Other challenges that will be faced, he believes, include the cost of installing the infrastructure to support the equipment necessary to conduct DGD operations; the need to develop new procedures and train personnel to handle the changes in well control and operations; and showing regulators that DGD is as safe if not safer than conventional drilling.

"All these things cost money to implement, and operators that believe in the technology and are willing to pay for it are needed to move forward with DGD," Cohen stresses.

"Operators must evaluate the technology and then develop the business case to implement DGD on their wells. Then a strategic decision has to be made to implement this on a broader front – not on a single-well basis."

One has to look at the impact the technology will have on the business from a risk and safety standpoint as well as drilling efficiency.

Chevron: leading the way
In 2012, Chevron announced that the Pacific Santa Ana, a deepwater drillship built to the company’s specifications and the first ever designed with the capacity to perform DGD, had arrived in the Gulf of Mexico to work for Chevron under a five-year contract with a subsidiary of Pacific Drilling. It can drill in 12,000ft water depth, 40,000ft into the earth.

The ship is equipped with a DGD riser, a mud-lift pump-handling system, six mud pumps – three for drilling fluid and three for seawater – extensive fluid-management system enhancements and more than 72,000ft of DGD-related cables, with GE Oil & Gas’s MaxLift 1800 Pump at the heart of the system.

GE’s system works as follows. To achieve a dual gradient, flow from a well being drilled is diverted to the MaxLift 1800 pump, which is located above the blow-out preventer and pumps the cuttings-laden mud back to the drilling vessel using an auxiliary line.

The riser is then filled with seawater-density fluid, so the reservoir ‘feels’ as if the rig is located on the seabed since the MaxLift pumps prevent the hydrostatic pressure of the mud from being transmitted back to the wellbore.

Clearly, the equipment on board the Pacific Santa Ana involved no small investment, but for George Kirkland, vice-chairman of Chevron Corporation, it was necessary to move the industry forward.

"Pacific Santa Ana will enable us to demonstrate dual-gradient drilling, which has the potential to change the way deepwater wells are drilled," he said. "This new process builds on our record of technology leadership in deep water."

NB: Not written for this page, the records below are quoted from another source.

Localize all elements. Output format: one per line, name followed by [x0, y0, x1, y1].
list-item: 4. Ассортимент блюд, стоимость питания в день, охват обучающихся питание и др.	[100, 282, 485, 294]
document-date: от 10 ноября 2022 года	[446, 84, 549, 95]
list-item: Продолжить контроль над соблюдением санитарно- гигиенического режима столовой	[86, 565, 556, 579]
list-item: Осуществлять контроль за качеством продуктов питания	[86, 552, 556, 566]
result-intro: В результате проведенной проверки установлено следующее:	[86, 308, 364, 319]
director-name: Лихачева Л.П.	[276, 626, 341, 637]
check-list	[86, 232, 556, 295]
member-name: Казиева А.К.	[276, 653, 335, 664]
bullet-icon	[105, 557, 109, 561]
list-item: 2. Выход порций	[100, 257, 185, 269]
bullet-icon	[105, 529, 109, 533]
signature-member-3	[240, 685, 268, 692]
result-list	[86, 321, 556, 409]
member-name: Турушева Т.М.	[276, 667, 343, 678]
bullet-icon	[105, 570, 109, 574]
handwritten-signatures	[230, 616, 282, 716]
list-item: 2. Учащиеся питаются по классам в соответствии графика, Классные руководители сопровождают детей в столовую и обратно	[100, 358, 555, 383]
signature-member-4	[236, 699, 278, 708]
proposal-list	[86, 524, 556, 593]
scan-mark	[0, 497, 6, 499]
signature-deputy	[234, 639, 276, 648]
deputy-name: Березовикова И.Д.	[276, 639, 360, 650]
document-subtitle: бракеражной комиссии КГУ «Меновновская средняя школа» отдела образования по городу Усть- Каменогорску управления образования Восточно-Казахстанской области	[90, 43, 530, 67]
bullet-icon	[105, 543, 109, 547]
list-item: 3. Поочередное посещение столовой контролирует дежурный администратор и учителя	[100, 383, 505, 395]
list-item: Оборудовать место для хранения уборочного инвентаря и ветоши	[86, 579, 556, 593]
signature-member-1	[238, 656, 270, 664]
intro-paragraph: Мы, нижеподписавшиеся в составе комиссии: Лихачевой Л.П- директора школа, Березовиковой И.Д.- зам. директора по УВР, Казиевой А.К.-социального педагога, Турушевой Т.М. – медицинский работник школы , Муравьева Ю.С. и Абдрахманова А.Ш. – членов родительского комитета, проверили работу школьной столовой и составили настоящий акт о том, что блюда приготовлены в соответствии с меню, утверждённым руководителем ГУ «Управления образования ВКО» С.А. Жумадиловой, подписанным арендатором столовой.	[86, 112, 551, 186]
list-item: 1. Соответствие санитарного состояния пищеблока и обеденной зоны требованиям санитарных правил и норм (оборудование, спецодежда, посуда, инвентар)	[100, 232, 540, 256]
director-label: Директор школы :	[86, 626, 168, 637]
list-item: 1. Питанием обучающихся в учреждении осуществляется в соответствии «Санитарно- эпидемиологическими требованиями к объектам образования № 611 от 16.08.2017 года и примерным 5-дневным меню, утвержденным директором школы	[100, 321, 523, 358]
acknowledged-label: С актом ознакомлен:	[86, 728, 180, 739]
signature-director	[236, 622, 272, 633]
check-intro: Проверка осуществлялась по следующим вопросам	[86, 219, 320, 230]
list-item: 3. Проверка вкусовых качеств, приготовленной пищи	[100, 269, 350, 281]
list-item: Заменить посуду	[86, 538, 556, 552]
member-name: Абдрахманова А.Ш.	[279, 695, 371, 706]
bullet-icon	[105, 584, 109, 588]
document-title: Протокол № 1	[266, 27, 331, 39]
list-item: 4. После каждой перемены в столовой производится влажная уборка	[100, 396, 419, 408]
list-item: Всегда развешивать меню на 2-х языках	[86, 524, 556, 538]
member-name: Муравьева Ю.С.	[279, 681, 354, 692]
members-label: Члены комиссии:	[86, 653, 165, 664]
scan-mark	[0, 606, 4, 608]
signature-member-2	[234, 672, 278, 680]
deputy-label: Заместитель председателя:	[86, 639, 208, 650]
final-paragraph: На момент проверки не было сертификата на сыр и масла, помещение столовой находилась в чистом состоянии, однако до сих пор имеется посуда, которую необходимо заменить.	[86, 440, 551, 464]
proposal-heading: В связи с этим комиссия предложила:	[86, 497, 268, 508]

The Pacific Sharav, which was delivered in May 2014 from Samsung Heavy Industries and is currently mobilising to the Gulf of Mexico where the rig will work again for Chevron under a five-year contract, is also DGD-capable, and has incorporated learnings and improvements from the Pacific Santa Ana.

DGD: the future of offshore drilling
Looking to the future, Cohen still believes there will be bumps along the way as the industry moves towards a point where DGD could become commonplace.

"A severe mistake could set the technology back years," he warns. "And this means that those involved must be extra vigilant and take the time necessary to develop the technology without mistakes."

Yet, there’s no doubt that DGD can make the previously undrillable, drillable, Cohen concludes. "As we push deeper into water and well depths, the number of undrillable wells will increase, so DGD represents the future for offshore drilling.

"I also believe that DGD improves safety; so as it becomes more accepted and we learn to use it, I think we will have a safer industry."